Method acting doesn’t always work out. Madhav Jha is so far the most divergent character Arjun Kapoor has played; and it doesn’t look like he was very comfortable in Madhav’s shoes. That is not to say we question his acting abilities. Give him one ‘Aurangzeb’ or one ‘Finding Fanny’, he will show you his prowess. But not here. The best diction coach or many of Mohit Suri’s script reading sessions didn’t help Arjun assimilate his character’s best traits. As a result, Madhav Jha turns out to be a person whose crisis never comes completely real, and never connects to his dilemma; especially after the first half (since that’s when the melodrama begins). Shraddha Kapoor looks even more plastic, and never manages to inhale the ethos of her role altogether. While she supposed to be a woman torn between her own choices and the choices that others make for her, the conflicts lived by Shraddha look ersatz; much to our dismay. The only performer in ‘Half Girlfriend’ is Vikrant Massey, who pulls himself throughout.

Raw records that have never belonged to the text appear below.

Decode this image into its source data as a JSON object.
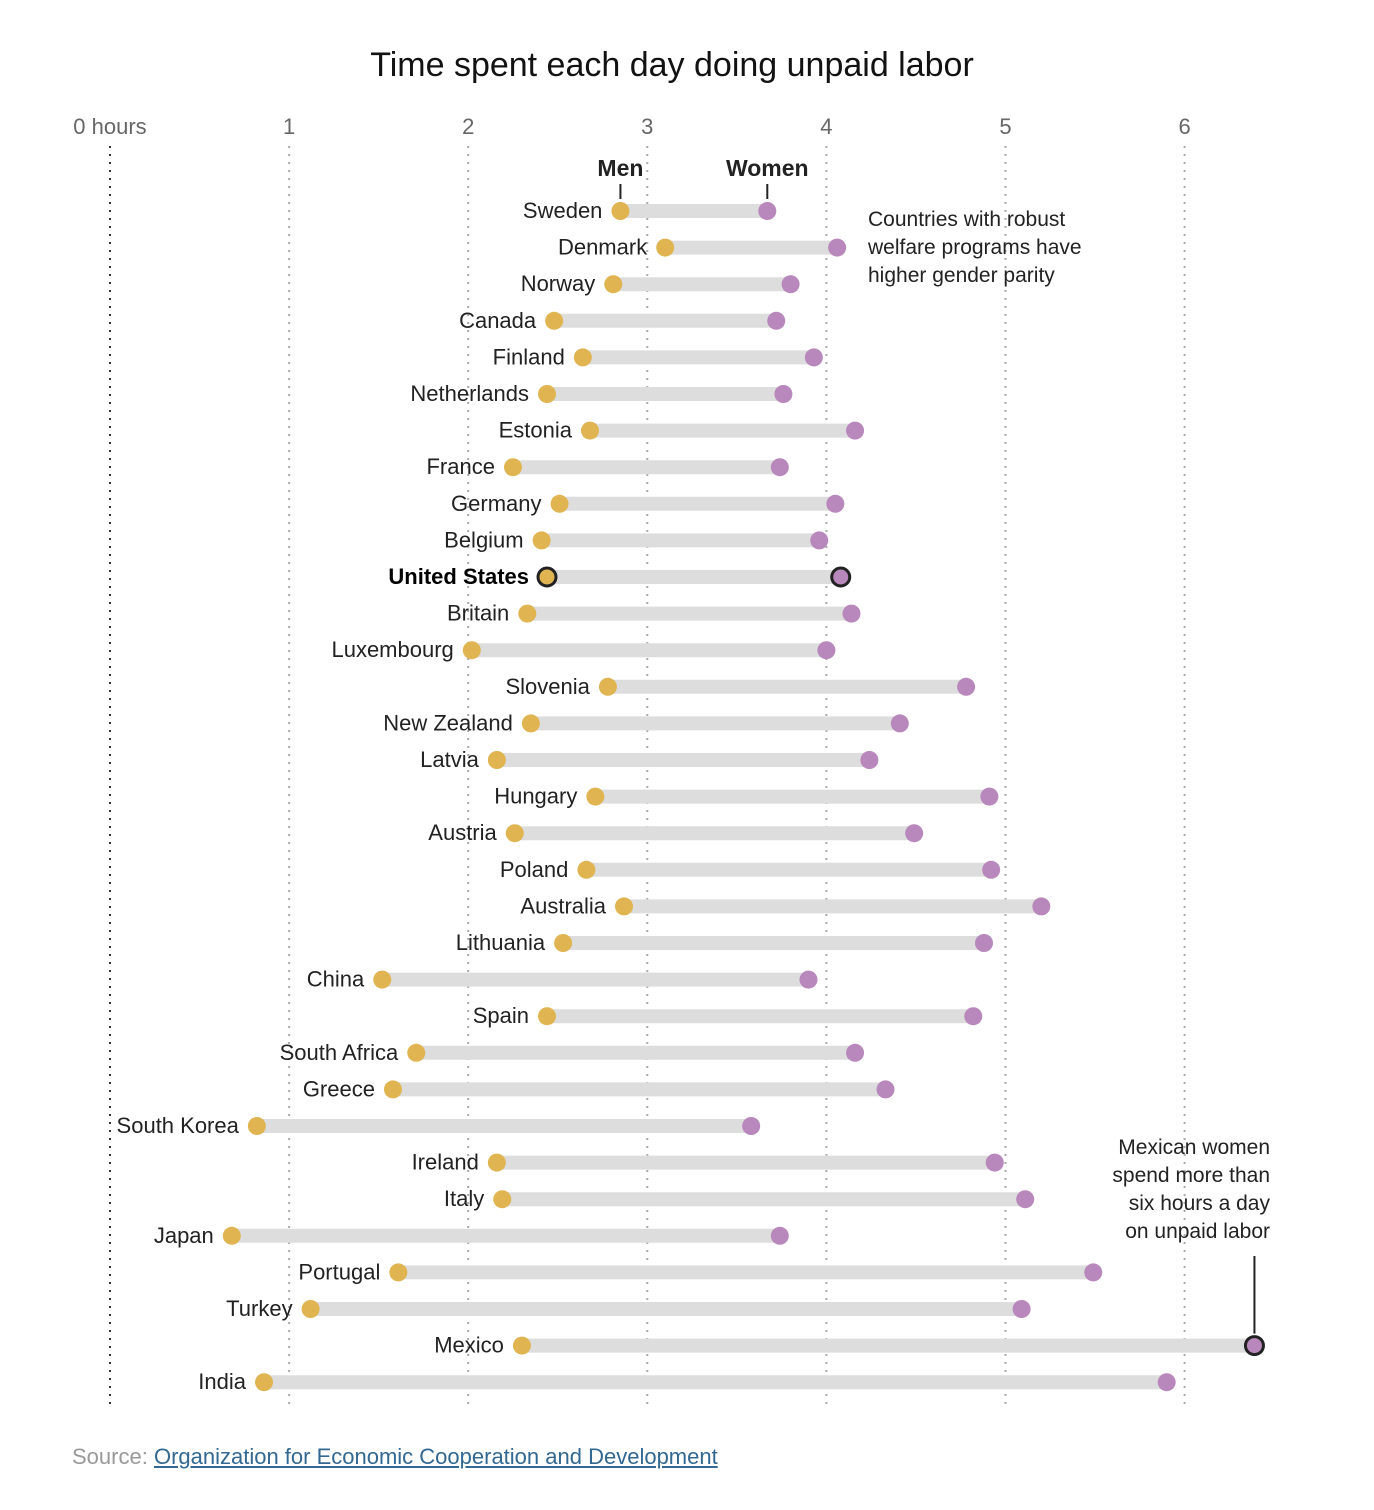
{
  "chart_data": {
    "type": "dot-range",
    "title": "Time spent each day doing unpaid labor",
    "x_ticks": [
      "0 hours",
      "1",
      "2",
      "3",
      "4",
      "5",
      "6"
    ],
    "x_tick_values": [
      0,
      1,
      2,
      3,
      4,
      5,
      6
    ],
    "xlim": [
      0,
      6.5
    ],
    "grid": true,
    "legend": {
      "men": "Men",
      "women": "Women"
    },
    "colors": {
      "men": "#e0b451",
      "women": "#b887bb",
      "bar": "#dddddd",
      "grid": "#aaaaaa"
    },
    "highlight": "United States",
    "rows": [
      {
        "country": "Sweden",
        "men": 2.85,
        "women": 3.67
      },
      {
        "country": "Denmark",
        "men": 3.1,
        "women": 4.06
      },
      {
        "country": "Norway",
        "men": 2.81,
        "women": 3.8
      },
      {
        "country": "Canada",
        "men": 2.48,
        "women": 3.72
      },
      {
        "country": "Finland",
        "men": 2.64,
        "women": 3.93
      },
      {
        "country": "Netherlands",
        "men": 2.44,
        "women": 3.76
      },
      {
        "country": "Estonia",
        "men": 2.68,
        "women": 4.16
      },
      {
        "country": "France",
        "men": 2.25,
        "women": 3.74
      },
      {
        "country": "Germany",
        "men": 2.51,
        "women": 4.05
      },
      {
        "country": "Belgium",
        "men": 2.41,
        "women": 3.96
      },
      {
        "country": "United States",
        "men": 2.44,
        "women": 4.08
      },
      {
        "country": "Britain",
        "men": 2.33,
        "women": 4.14
      },
      {
        "country": "Luxembourg",
        "men": 2.02,
        "women": 4.0
      },
      {
        "country": "Slovenia",
        "men": 2.78,
        "women": 4.78
      },
      {
        "country": "New Zealand",
        "men": 2.35,
        "women": 4.41
      },
      {
        "country": "Latvia",
        "men": 2.16,
        "women": 4.24
      },
      {
        "country": "Hungary",
        "men": 2.71,
        "women": 4.91
      },
      {
        "country": "Austria",
        "men": 2.26,
        "women": 4.49
      },
      {
        "country": "Poland",
        "men": 2.66,
        "women": 4.92
      },
      {
        "country": "Australia",
        "men": 2.87,
        "women": 5.2
      },
      {
        "country": "Lithuania",
        "men": 2.53,
        "women": 4.88
      },
      {
        "country": "China",
        "men": 1.52,
        "women": 3.9
      },
      {
        "country": "Spain",
        "men": 2.44,
        "women": 4.82
      },
      {
        "country": "South Africa",
        "men": 1.71,
        "women": 4.16
      },
      {
        "country": "Greece",
        "men": 1.58,
        "women": 4.33
      },
      {
        "country": "South Korea",
        "men": 0.82,
        "women": 3.58
      },
      {
        "country": "Ireland",
        "men": 2.16,
        "women": 4.94
      },
      {
        "country": "Italy",
        "men": 2.19,
        "women": 5.11
      },
      {
        "country": "Japan",
        "men": 0.68,
        "women": 3.74
      },
      {
        "country": "Portugal",
        "men": 1.61,
        "women": 5.49
      },
      {
        "country": "Turkey",
        "men": 1.12,
        "women": 5.09
      },
      {
        "country": "Mexico",
        "men": 2.3,
        "women": 6.39
      },
      {
        "country": "India",
        "men": 0.86,
        "women": 5.9
      }
    ],
    "annotations": [
      {
        "text": [
          "Countries with robust",
          "welfare programs have",
          "higher gender parity"
        ],
        "row": "Sweden"
      },
      {
        "text": [
          "Mexican women",
          "spend more than",
          "six hours a day",
          "on unpaid labor"
        ],
        "row": "Mexico"
      }
    ]
  },
  "source": {
    "label": "Source:",
    "link_text": "Organization for Economic Cooperation and Development"
  }
}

The most noticeable drawback in the screenplay of ‘Half Girlfriend’ is, none of the characters are convincing. An honest, grounded, soft-spoken Madhav Jha who is studying sociology because he demands to understand how “Bihar is as it is” and wants to uplift his village, easily gives in to his friend’s plans to drag Riya Somani into his room and ask for s*x. Riya Somani, who takes no offence of Madhav’s very poor English and very fetchingly declares “Hum Kya Kehte Hai Woh Important Hota Hai, Kaunsi Language Mein, Woh Nahi”, communicates with him in her affluent English for the rest of the film. To our surprise, he manages to make sense out of them. Madhav’s mother, the Rani Saheba of Simrao, a widow who brought her son up singlehandedly and taught him to never give up on life, strangely turns into a woman with orthodox outlook as soon as she comes to know her son is mixing up with a divorcee woman; and delivers sleazy dialogues like “Chhodne Ki Aadat Hai Aap Ko. College, Husband, Thali Mein Khana”. Hiccups! The list can go on. On top of that, the second half is unbearably slow. We’re more desperate for the love story to come to a conclusion, more than Madhav himself is.
The production of ‘Half Girlfriend’ is rather a little saviour. In Mohit Suri’s films, songs are like scenes; they escalate the story. Here, ‘Baarish’ and ‘Phir Bhi Tum Ko Chahunga’, two soothing numbers, will manage to grow on you. Rest are to simply add emotional quotient. The film has been decently shot. But a thousand slow claps for the miserable VFX of Bill Gates. I mean, how?
Skipping ‘Half Girlfriend’ won’t be a loss. However, watch if you are in for a predictable and heavy-hearted love story.